One interesting facet of this information is that we have three distinct types of spinal distortion:

a) A simple sprain with only minimum neurological damage. This is usually a temporary unilateral involvement and usually will clear quite rapidly with minimal care.

b) A more serious sprain which involves considerable neurological damage –which spreads beyond the localized segment and initiates a wide-spread neuropathy.

c) An adaptative distortion caused by this preceding neuropathy as a reflex subluxation.
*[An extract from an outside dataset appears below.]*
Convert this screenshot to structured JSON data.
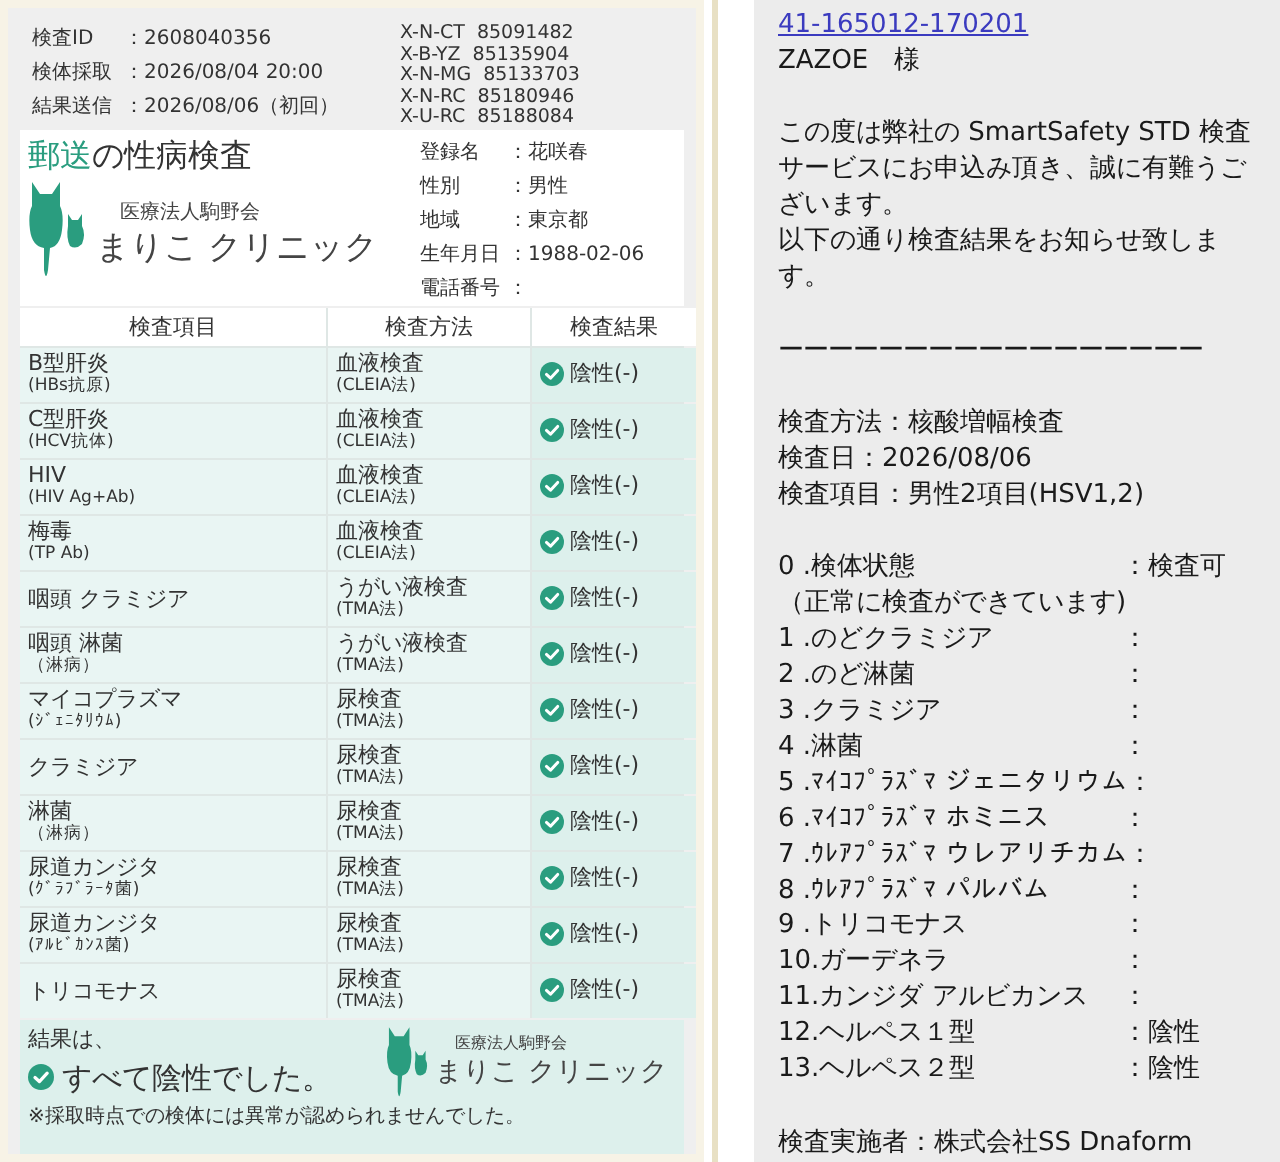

This may be symptom free or it may in turn initiate further neuropathies and form a much more extensive vicious circle of neurological dysfunction.

We have labeled the total normal sensory input of a segment from its thousands of sensory endings acting as monitors, THE NORMAL SENSORIAL CONVERSATIONAL TONE.

Since the neuromuscular, visceral and skin thermal control are mediated through the same segment, any aberration in the Normal Sensorial Conversational Tone will be reflected in all these systems. Hence an aberration in Spinal Kinesiology may be a pathogenic subluxation or may be a reflex symptom distant from the prime neuropathy. Here enters the art of interpretation of the scientific findings of the Synchro-Therme. Further to the clinical significance of Segmental Neuropathy and the kinesiology aberrations are the considerations of neurological ramifications.


Hematopoiesis has periodically been demonstrated to be under autonomic nerve control since Reitler in 1924. 5 minutes of Faradic sympathetic stimulus will consistently elevate both RBC and Hgbn 20% or more.

Leukocytosis can be caused by intermittent ocular pressure until the WBC reaches 20,000. Nearly total leukopenia with WBC near zero follows 10cc injection of 20% peptone while a denervated leg in the same animal shows practically no change in WBC. Capillary permeability and peripheral drift of leukocytes have both been shown to be under autonomic nerve regulation. All these seldom-mentioned neurological functions are discussed by Kuntz (Autonomic Nervous System) and others.

The Control of Immunogenesis by the Nervous System is the title of a book by Gordienko with 21 chapters delineating many hundreds of experiments to unquestionably establish the fact that antibody production is NOT a direct antigen – cell response, but rather that the antigen acts as a specific nerve stimulus initiating reflexes to produce antibodies in the host whose blood stream is completely free from antigen. Research from Metchnikoff, Reitler, et al to A.D. Speransky is repeated and evaluated by Gordienko. Kuntz has an entire section on “Nervous Regulation of Immune Reactions” which he summarizes the good or bad “effects of immunization are utterly dependent upon the functional integrity of the Autonomic nervous system”. This places a much different light upon the conflicting reports of the casualties from mass immunization programs.

Fridland (Vie Sovietique, 1947) reported KCN as causing the usual convulsions and death while the same lethal dose of KCN in cats under deep general anesthesia had no ill effect. Next he showed insulin to have no effect on the blood sugar while the usual reflex response was blocked by general anesthesia. Further, the violent anaphylactic shock and death following intramuscular milk injection was not precipitated by the same milk injections when the animal was under general anesthesia. His climax was presented with a drop of Lewesite on the shaved thigh which causes violent irritation and local necrosis. While under general anesthesia the skin was unaffected by the toxic Lewesite. The obvious reason for not widely using deep general anesthesia as a treatment of disease is that the normal reflexes as well as the abnormal reflexes are altered by the anesthesia.

Therefore, we feel that in light of such findings, many previous recoveries in chiropractic offices which have raised doubt in orthodox thinking may well be reconsidered. It becomes quite conceivable that chiropractic is not just a matter of spine straightening nor is it just good for sprains, strains and some headaches.


Fridland, L. – The achievement of Soviet medicine 1961 – Twayne Publishers

Gordienko, AN. Control of Immunogenesis by the Nervous system. National Science Foundation. 1960.

Kuntz, A. The autonomic nervous system. Lea & Febiger (Philadelphia) 1929.

Speransky, A. D., A Basis for the Theory of Medicine. International Publishers, NY, 1943.